Find more info here.
19. Queen Trini Lisa Mid-City
Tucked away on a Mid-City neighborhood corner is this family-run restaurant, Lisa Nelson’s cozy hub for the powerful flavors of Trinidad and Tobago. The doubles alone are worth the trip off the beaten path, warranting a monthly or even weekly visit: Savory and comforting, chickpeas are stewed with curry, cumin, and cilantro and top a fluffy, slightly spongy fried flatbread. The dish is brightened by grated cucumber and a trio of sauces: mango chutney, Scotch bonnet sauce, and the cherished tamarind sauce. The curry chicken and fried fish are more standouts, best accompanied by Caribbean spinach and rice and peas. The Queen, as she’s known, reigns over her busy kitchen while her friendly son greets diners at the door.
Find more info here.
20. Mister Mao Uptown
Photo courtesy of Mister Mao
The jungle vibe is strong at this Uptown “tropical roadhouse,” namely because of the dramatic, fabulous flair of owners Sophina Uong and William Greenwell.
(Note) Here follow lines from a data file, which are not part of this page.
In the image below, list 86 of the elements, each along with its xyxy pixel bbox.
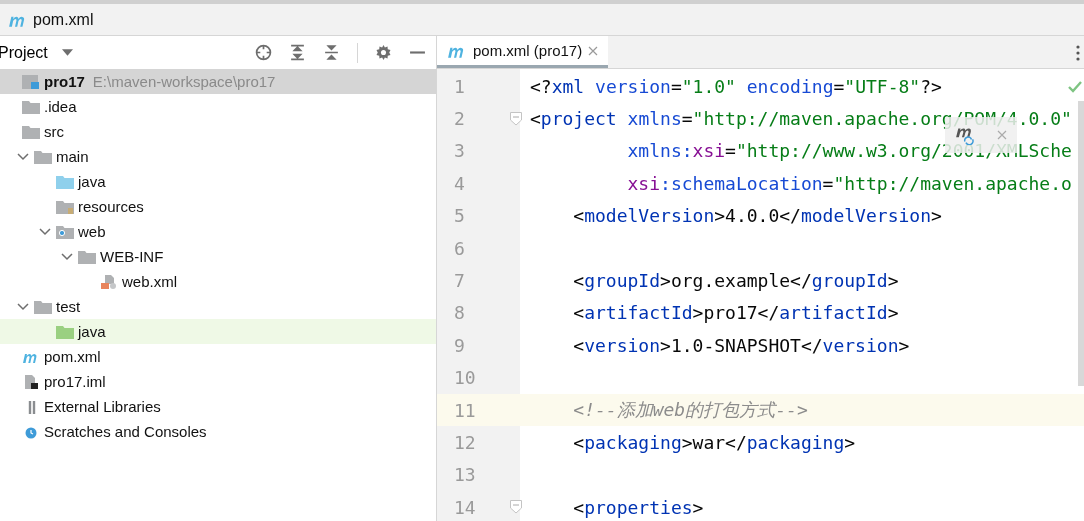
- line-number: 8: [453, 302, 466, 324]
- line-number: 3: [453, 140, 466, 162]
- folder-icon: [56, 324, 74, 339]
- tree-item[interactable]: test: [0, 294, 436, 319]
- collapse-all-icon[interactable]: [323, 44, 340, 61]
- tree-item[interactable]: web: [0, 219, 436, 244]
- tree-item[interactable]: web.xml: [0, 269, 436, 294]
- tree-item-label: .idea: [44, 98, 77, 115]
- editor-tab[interactable]: pom.xml (pro17): [437, 36, 609, 68]
- xml-file-icon: [100, 274, 118, 289]
- code-line: <packaging>war</packaging>: [572, 432, 856, 453]
- tree-item[interactable]: java: [0, 319, 436, 344]
- tree-item[interactable]: pom.xml: [0, 344, 436, 369]
- project-view-dropdown[interactable]: Project: [0, 43, 73, 62]
- line-number: 9: [453, 334, 466, 356]
- breadcrumb-file[interactable]: pom.xml: [33, 10, 94, 29]
- tree-item-label: pom.xml: [44, 348, 101, 365]
- tree-item[interactable]: External Libraries: [0, 394, 436, 419]
- tree-item-label: java: [78, 173, 106, 190]
- tree-item-label: test: [56, 298, 81, 315]
- tree-item-label: src: [44, 123, 64, 140]
- fold-marker-icon[interactable]: [510, 500, 522, 515]
- tree-item[interactable]: pro17.iml: [0, 369, 436, 394]
- code-line: xmlns:xsi="http://www.w3.org/2001/XMLSche: [626, 140, 1072, 162]
- tree-item[interactable]: src: [0, 119, 436, 144]
- file-icon: [22, 374, 40, 389]
- tree-item[interactable]: main: [0, 144, 436, 169]
- tree-item-label: Scratches and Consoles: [44, 423, 207, 440]
- tree-item-label: web.xml: [122, 273, 177, 290]
- expand-all-icon[interactable]: [289, 44, 306, 61]
- code-line: <!--添加web的打包方式-->: [572, 398, 808, 423]
- project-path: E:\maven-workspace\pro17: [92, 73, 276, 90]
- fold-marker-icon[interactable]: [510, 111, 522, 126]
- settings-icon[interactable]: [375, 44, 392, 61]
- tree-item[interactable]: pro17 E:\maven-workspace\pro17: [0, 69, 436, 94]
- tree-item[interactable]: java: [0, 169, 436, 194]
- line-number: 5: [453, 205, 466, 227]
- more-icon[interactable]: [1076, 45, 1080, 61]
- close-icon[interactable]: [588, 45, 599, 56]
- line-number: 13: [453, 464, 477, 486]
- code-line: <groupId>org.example</groupId>: [572, 270, 899, 292]
- folder-icon: [34, 299, 52, 314]
- chevron-icon[interactable]: [17, 302, 29, 311]
- folder-icon: [56, 199, 74, 214]
- line-number: 10: [453, 367, 477, 389]
- tree-item[interactable]: resources: [0, 194, 436, 219]
- tree-item-label: web: [78, 223, 106, 240]
- check-icon: [1068, 81, 1082, 93]
- tree-item-label: main: [56, 148, 89, 165]
- folder-icon: [34, 149, 52, 164]
- locate-icon[interactable]: [255, 44, 272, 61]
- line-number: 6: [453, 237, 466, 259]
- chevron-icon[interactable]: [61, 252, 73, 261]
- line-number: 11: [453, 399, 477, 421]
- line-number: 7: [453, 270, 466, 292]
- line-number: 2: [453, 108, 466, 130]
- tree-item[interactable]: WEB-INF: [0, 244, 436, 269]
- folder-icon: [56, 224, 74, 239]
- tab-title: pom.xml (pro17): [473, 42, 583, 59]
- code-line: <modelVersion>4.0.0</modelVersion>: [572, 205, 942, 227]
- folder-icon: [78, 249, 96, 264]
- tree-item-label: pro17: [44, 73, 85, 90]
- tree-item-label: WEB-INF: [100, 248, 164, 265]
- tree-item[interactable]: Scratches and Consoles: [0, 419, 436, 444]
- tree-item-label: java: [78, 323, 106, 340]
- code-line: <project xmlns="http://maven.apache.org/POM/4.0.0": [530, 108, 1072, 130]
- tree-item-label: External Libraries: [44, 398, 161, 415]
- folder-icon: [22, 124, 40, 139]
- folder-icon: [56, 174, 74, 189]
- folder-icon: [22, 99, 40, 114]
- tree-item-label: resources: [78, 198, 144, 215]
- dropdown-arrow-icon: [61, 49, 73, 56]
- line-number: 1: [453, 75, 466, 97]
- chevron-icon[interactable]: [39, 227, 51, 236]
- line-number: 12: [453, 432, 477, 453]
- chevron-icon[interactable]: [17, 152, 29, 161]
- code-line: <properties>: [572, 496, 704, 518]
- code-line: <?xml version="1.0" encoding="UTF-8"?>: [530, 75, 942, 97]
- code-line: <artifactId>pro17</artifactId>: [572, 302, 899, 324]
- code-line: <version>1.0-SNAPSHOT</version>: [572, 334, 910, 356]
- module-icon: [22, 74, 40, 89]
- code-line: xsi:schemaLocation="http://maven.apache.o: [626, 172, 1072, 194]
- line-number: 14: [453, 496, 477, 518]
- line-number: 4: [453, 172, 466, 194]
- tree-item-label: pro17.iml: [44, 373, 106, 390]
- tree-item[interactable]: .idea: [0, 94, 436, 119]
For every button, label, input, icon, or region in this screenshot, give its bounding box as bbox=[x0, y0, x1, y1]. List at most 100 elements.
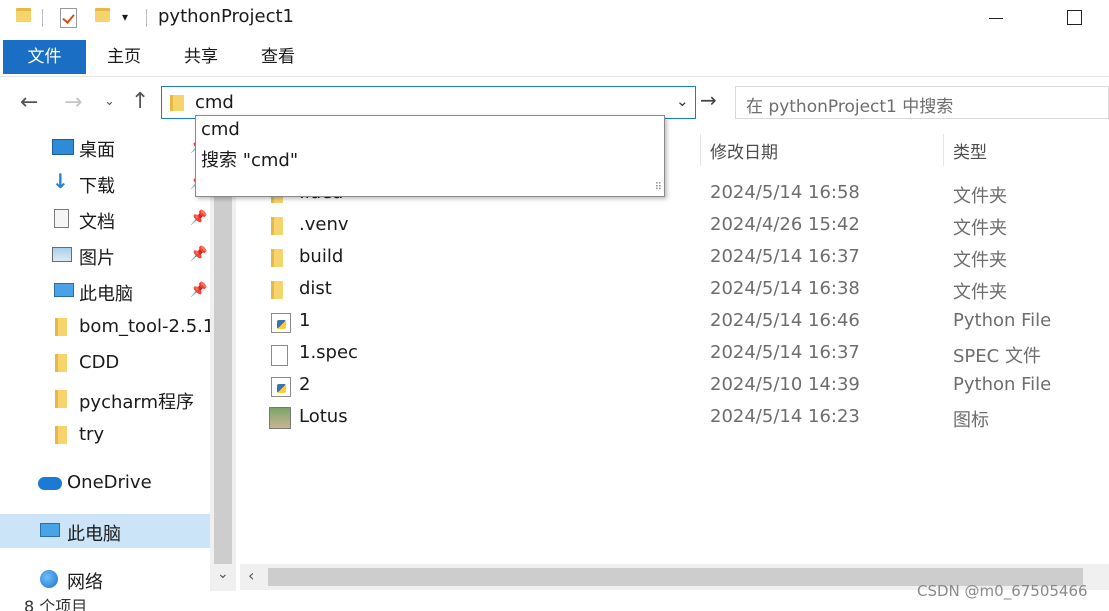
properties-icon[interactable] bbox=[60, 8, 77, 28]
quick-access-dropdown-icon[interactable]: ▾ bbox=[122, 10, 128, 24]
file-date: 2024/5/10 14:39 bbox=[710, 374, 860, 395]
folder-icon bbox=[170, 95, 184, 111]
sidebar-item-pycharm[interactable]: pycharm程序 bbox=[0, 382, 210, 416]
recent-locations-chevron-icon[interactable]: ⌄ bbox=[104, 94, 115, 109]
back-arrow-icon[interactable]: ← bbox=[20, 90, 38, 115]
sidebar-item-try[interactable]: try bbox=[0, 418, 210, 452]
table-row[interactable]: 2 2024/5/10 14:39 Python File bbox=[260, 370, 1090, 402]
pin-icon: 📌 bbox=[190, 210, 208, 226]
sidebar-item-label: 桌面 bbox=[79, 140, 115, 161]
column-header-type[interactable]: 类型 bbox=[953, 138, 987, 163]
folder-icon bbox=[271, 217, 283, 235]
sidebar-scrollbar-thumb[interactable] bbox=[214, 134, 232, 564]
minimize-icon[interactable] bbox=[989, 18, 1003, 19]
sidebar-item-cdd[interactable]: CDD bbox=[0, 346, 210, 380]
file-date: 2024/5/14 16:37 bbox=[710, 246, 860, 267]
file-name: .venv bbox=[299, 214, 349, 235]
tab-home[interactable]: 主页 bbox=[98, 40, 150, 74]
search-input[interactable]: 在 pythonProject1 中搜索 bbox=[746, 92, 953, 117]
chevron-down-icon[interactable]: ⌄ bbox=[676, 92, 689, 110]
sidebar-item-desktop[interactable]: 桌面 📌 bbox=[0, 130, 210, 164]
tab-file[interactable]: 文件 bbox=[3, 40, 86, 74]
desktop-icon bbox=[52, 139, 74, 155]
file-date: 2024/5/14 16:37 bbox=[710, 342, 860, 363]
documents-icon bbox=[54, 209, 69, 228]
network-icon bbox=[40, 570, 58, 588]
sidebar-item-this-pc-quick[interactable]: 此电脑 📌 bbox=[0, 274, 210, 308]
sidebar-item-documents[interactable]: 文档 📌 bbox=[0, 202, 210, 236]
computer-icon bbox=[54, 283, 74, 297]
resize-grip-icon[interactable]: ⠿ bbox=[655, 182, 662, 193]
search-box[interactable]: 在 pythonProject1 中搜索 bbox=[735, 86, 1109, 119]
folder-icon bbox=[271, 281, 283, 299]
divider bbox=[42, 9, 43, 27]
column-header-date[interactable]: 修改日期 bbox=[710, 138, 778, 163]
sidebar-item-this-pc[interactable]: 此电脑 bbox=[0, 514, 210, 548]
image-icon bbox=[269, 407, 291, 429]
divider bbox=[0, 76, 1109, 77]
tab-view[interactable]: 查看 bbox=[252, 40, 304, 74]
table-row[interactable]: build 2024/5/14 16:37 文件夹 bbox=[260, 242, 1090, 274]
file-date: 2024/4/26 15:42 bbox=[710, 214, 860, 235]
python-file-icon bbox=[271, 377, 291, 397]
column-divider[interactable] bbox=[700, 134, 701, 166]
onedrive-icon bbox=[38, 477, 62, 490]
sidebar-item-network[interactable]: 网络 bbox=[0, 562, 210, 596]
go-arrow-icon[interactable]: → bbox=[700, 88, 717, 112]
file-name: 1 bbox=[299, 310, 311, 331]
sidebar-item-onedrive[interactable]: OneDrive bbox=[0, 466, 210, 500]
sidebar-item-label: 图片 bbox=[79, 248, 115, 269]
sidebar-item-label: OneDrive bbox=[67, 472, 152, 493]
file-name: dist bbox=[299, 278, 332, 299]
status-item-count: 8 个项目 bbox=[24, 597, 88, 611]
sidebar-item-label: bom_tool-2.5.1 bbox=[79, 316, 215, 337]
table-row[interactable]: Lotus 2024/5/14 16:23 图标 bbox=[260, 402, 1090, 434]
file-type: 图标 bbox=[953, 410, 989, 431]
autocomplete-item[interactable]: cmd bbox=[201, 119, 240, 140]
table-row[interactable]: 1 2024/5/14 16:46 Python File bbox=[260, 306, 1090, 338]
file-date: 2024/5/14 16:38 bbox=[710, 278, 860, 299]
column-divider[interactable] bbox=[943, 134, 944, 166]
file-type: Python File bbox=[953, 374, 1052, 395]
sidebar-item-label: try bbox=[79, 424, 105, 445]
download-icon: ↓ bbox=[52, 169, 69, 193]
table-row[interactable]: .venv 2024/4/26 15:42 文件夹 bbox=[260, 210, 1090, 242]
file-name: 2 bbox=[299, 374, 311, 395]
sidebar-item-pictures[interactable]: 图片 📌 bbox=[0, 238, 210, 272]
sidebar-item-downloads[interactable]: ↓ 下载 📌 bbox=[0, 166, 210, 200]
file-date: 2024/5/14 16:46 bbox=[710, 310, 860, 331]
sidebar-item-bom-tool[interactable]: bom_tool-2.5.1 bbox=[0, 310, 214, 344]
folder-icon bbox=[55, 318, 67, 336]
file-type: 文件夹 bbox=[953, 282, 1007, 303]
sidebar-item-label: 网络 bbox=[67, 572, 103, 593]
file-type: Python File bbox=[953, 310, 1052, 331]
folder-icon bbox=[271, 249, 283, 267]
sidebar-item-label: pycharm程序 bbox=[79, 392, 195, 413]
pin-icon: 📌 bbox=[190, 246, 208, 262]
table-row[interactable]: 1.spec 2024/5/14 16:37 SPEC 文件 bbox=[260, 338, 1090, 370]
file-name: Lotus bbox=[299, 406, 348, 427]
maximize-icon[interactable] bbox=[1067, 10, 1082, 25]
pictures-icon bbox=[52, 247, 72, 262]
tab-share[interactable]: 共享 bbox=[175, 40, 227, 74]
pin-icon: 📌 bbox=[190, 282, 208, 298]
scroll-down-icon[interactable]: ⌄ bbox=[217, 566, 229, 582]
folder-icon bbox=[55, 390, 67, 408]
window-title: pythonProject1 bbox=[158, 6, 295, 27]
file-type: SPEC 文件 bbox=[953, 346, 1041, 367]
autocomplete-search-item[interactable]: 搜索 "cmd" bbox=[201, 146, 298, 172]
up-arrow-icon[interactable]: ↑ bbox=[131, 89, 149, 114]
new-folder-icon[interactable] bbox=[95, 8, 110, 22]
divider bbox=[146, 9, 147, 27]
watermark: CSDN @m0_67505466 bbox=[917, 582, 1088, 600]
file-type: 文件夹 bbox=[953, 218, 1007, 239]
address-autocomplete: cmd 搜索 "cmd" ⠿ bbox=[195, 115, 665, 197]
folder-icon bbox=[55, 354, 67, 372]
scroll-left-icon[interactable]: ‹ bbox=[248, 566, 254, 585]
address-input[interactable]: cmd bbox=[195, 92, 234, 113]
file-date: 2024/5/14 16:58 bbox=[710, 182, 860, 203]
forward-arrow-icon[interactable]: → bbox=[64, 90, 82, 115]
table-row[interactable]: dist 2024/5/14 16:38 文件夹 bbox=[260, 274, 1090, 306]
folder-icon bbox=[16, 8, 31, 22]
ribbon-tabs: 文件 主页 共享 查看 bbox=[0, 40, 1109, 76]
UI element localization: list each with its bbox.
They injected a once-homey corner building with a trippy, forest-like aesthetic that promotes good cheer. Uong’s food is equally exciting, combining influences from her Cambodian heritage with flavors from India, Thailand, Indonesia, the Philippines, and more. A changing menu of dishes like lechon kawali, pani puri, vegetable bhaji, and garlic noodles get new life here, exploding with flavor (and sometimes heat) and tempered by cocktails made with Malort and aquafaba. Mister Mao is where you go when you want your meal to come with a side of fun.